Every major championship is unique. No matter the venue or the tournament, all major championships are played in tough conditions on tight golf courses with high rough and quick greens. Even the Masters, played at Augusta National each year, can be unique depending on the conditions and the weather, and every player must take time before the tournament begins to plan just how they want to play each hole for four straight days.
But the 2006 British Open might have been the best prepped golf tournament in the history of the game. Tiger Woods was coming into the Open Championship on the heels of his first ever missed cut at a major as a professional, posting matching 76s in his opening two rounds at Winged Foot to head home early. But the British Open was always the tournament that seemed to fit Tiger the best, mostly because it's the type of golf tournament that forces players to think from the green back to the tee box.
In 2000, when Woods won his first ever Claret Jug, he avoided every bunker at the Old Course at St. Andrews, something so incredible it's almost hard to fathom considering how many sand traps there are scattered around the property.
In '05, he again took home the Claret Jug at St. Andrews, but people started to wonder if that was the only Open venue that Tiger could dominate.
That's why the '06 Open performance was legendary.
Tiger came to Hoylake with more than just the new-found fear of missing cuts at a major. His father had passed away in May, and Woods was dealing with the loss of his mentor, his coach and his best friend as the tournament got going.
But Tiger had a game plan that he stuck to the entire week, and it was a plan that might not have given him the best birdie opportunities at Royal Liverpool, but it kept him out of any major trouble on golf courses that can sneak up and get you. Tiger wasn't going to pull driver, realizing before the tournament started that the golf course was so baked out that long irons would both find the fairway and keep him out of trouble, losing yardage with the knowledge that he would be playing most shots from the middle of each fairway.

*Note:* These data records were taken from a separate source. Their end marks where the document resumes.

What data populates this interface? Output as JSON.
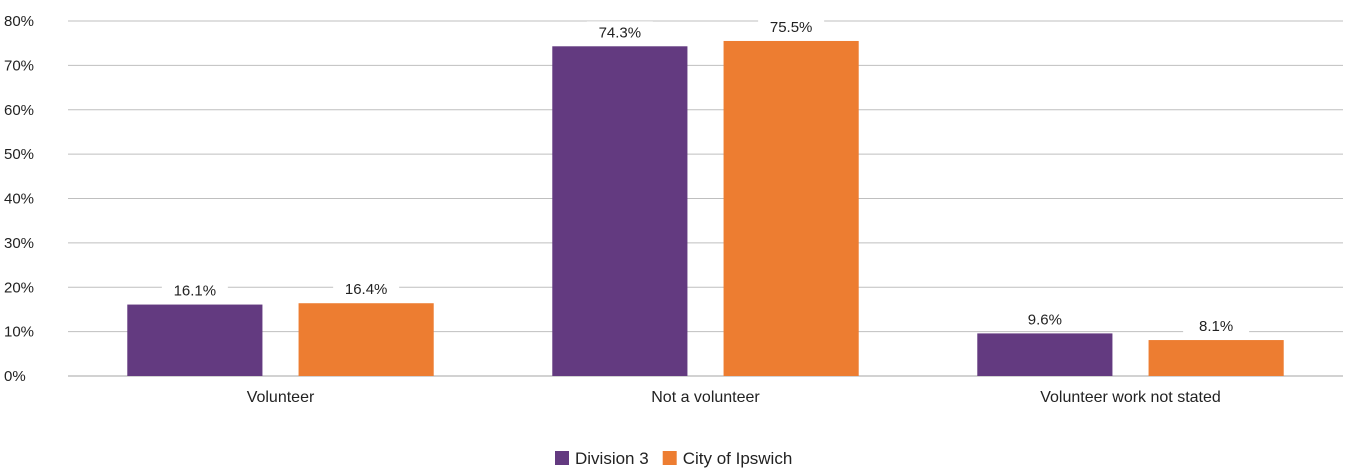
{
  "chart_data": {
    "type": "bar",
    "title": "",
    "xlabel": "",
    "ylabel": "",
    "ylim": [
      0,
      80
    ],
    "y_ticks": [
      0,
      10,
      20,
      30,
      40,
      50,
      60,
      70,
      80
    ],
    "y_tick_labels": [
      "0%",
      "10%",
      "20%",
      "30%",
      "40%",
      "50%",
      "60%",
      "70%",
      "80%"
    ],
    "categories": [
      "Volunteer",
      "Not a volunteer",
      "Volunteer work not stated"
    ],
    "series": [
      {
        "name": "Division 3",
        "color": "#633A80",
        "values": [
          16.1,
          74.3,
          9.6
        ],
        "labels": [
          "16.1%",
          "74.3%",
          "9.6%"
        ]
      },
      {
        "name": "City of Ipswich",
        "color": "#ED7D31",
        "values": [
          16.4,
          75.5,
          8.1
        ],
        "labels": [
          "16.4%",
          "75.5%",
          "8.1%"
        ]
      }
    ],
    "grid": true,
    "legend_position": "bottom"
  }
}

This is what Tiger wrote back in 2012 for the LPGA as they headed to Royal Liverpool.
"When I got to Hoylake I had to decide whether to lay up to the fairway bunkers or try to fly them. They had redone the bunkers and you couldn’t advance the ball. There were some that you had to hit it out sideways. By staying with my plan, I think I hit over 80 percent of the fairways utilizing a 3-wood and a 2-iron. I had three eagles that week and nothing bigger than my seven bogeys."
But planning is just a quarter of the battle when majors are concerned. Not only do you have to have flawless blueprints, but you have to execute them if you really want to contend, and Woods was almost perfect with the way he golfed his ball that week.

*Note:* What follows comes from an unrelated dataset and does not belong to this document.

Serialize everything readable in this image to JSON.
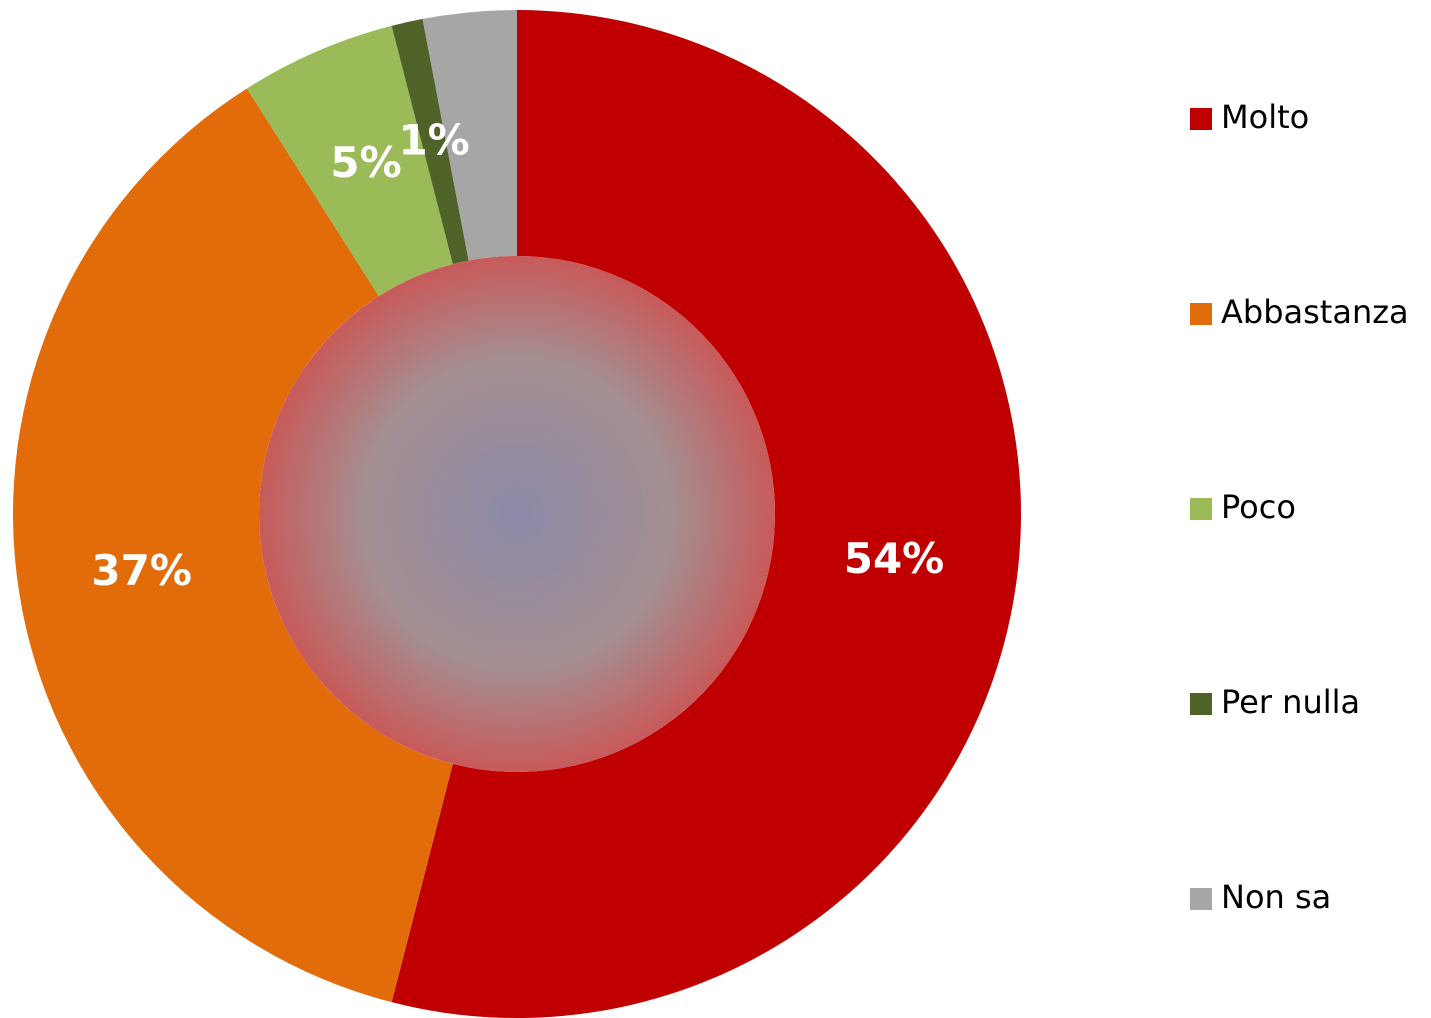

Woods opened with a 5-under 67, followed that up with a 7-under 65, and did all this with basically 13 clubs in his bag. Tiger pulled driver once all week, realized on Thursday when he hit it on the par-5 16th that he wouldn't need it again, and avoided the urge that so many golfers have to pull out the big stick and try to boom it down the hot and dry fairways of Hoylake.
Tiger won that Open Championship by two shots over Chris DiMarco, having to fend off Ernie Els, Sergio Garcia, Jim Furyk and Adam Scott over the weekend at a golf course he owned.
It was the last Claret Jug that Woods has won, but the memory is still special to golf fans that got the chance to see Woods simply outsmart the golf course and the field for a week at Royal Liverpool, and while he won't be nearly that sharp this week, seeing Tiger sting a few long irons on Hoylake's fast fairways will bring back memories to a time when his golf game, and golf swing, were equal to the way he got himself ready for major championships.